Dickens was eventually sent to the Wellington House Academy in Camden Town, where he remained until March 1827, having spent about two years there. He did not consider it to be a good school: "Much of the haphazard, desultory teaching, poor discipline punctuated by the headmaster's sadistic brutality, the seedy ushers and general run-down atmosphere, are embodied in Mr Creakle's Establishment in David Copperfield."

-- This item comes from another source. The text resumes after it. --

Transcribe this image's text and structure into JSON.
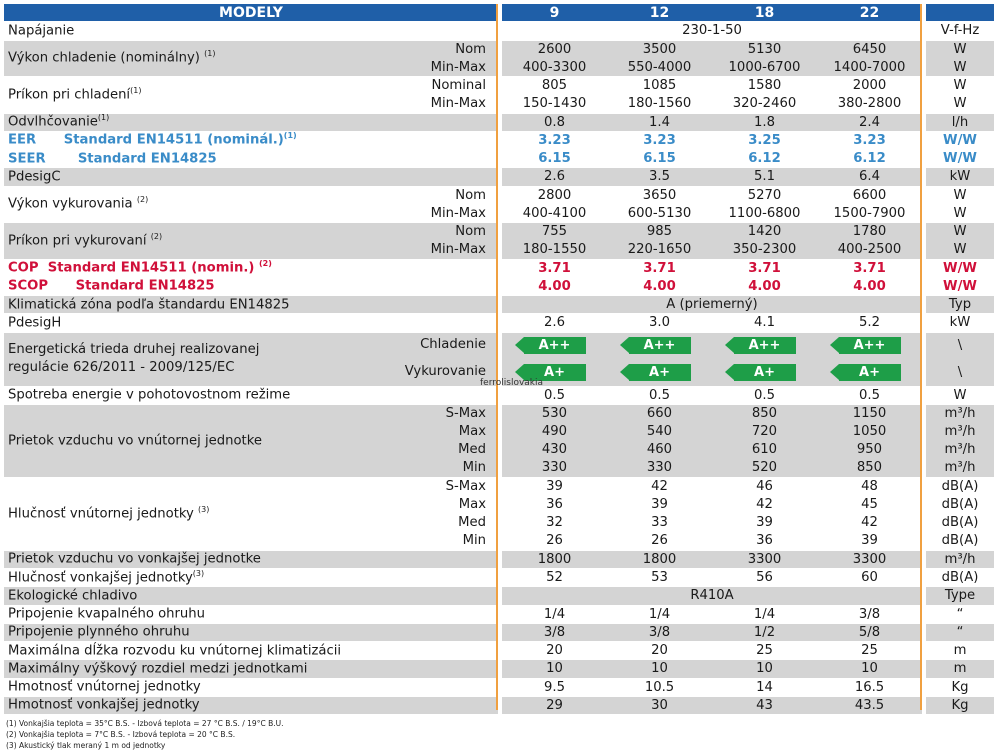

Dickens worked at the law office of Ellis and Blackmore, attorneys, of Holborn Court, Gray's Inn, as a junior clerk from May 1827 to November 1828. He was a gifted mimic and impersonated those around him: clients, lawyers and clerks. He went to theatres obsessively: he claimed that for at least three years he went to the theatre every day. His favourite actor was Charles Mathews and Dickens learnt his "monopolylogues" (farces in which Mathews played every character) by heart. Then, having learned Gurney's system of shorthand in his spare time, he left to become a freelance reporter. A distant relative, Thomas Charlton, was a freelance reporter at Doctors' Commons and Dickens was able to share his box there to report the legal proceedings for nearly four years. This education was to inform works such as Nicholas Nickleby, Dombey and Son and especially Bleak House, whose vivid portrayal of the machinations and bureaucracy of the legal system did much to enlighten the general public and served as a vehicle for dissemination of Dickens's own views regarding, particularly, the heavy burden on the poor who were forced by circumstances to "go to law".
In 1830, Dickens met his first love, Maria Beadnell, thought to have been the model for the character Dora in David Copperfield. Maria's parents disapproved of the courtship and ended the relationship by sending her to school in Paris.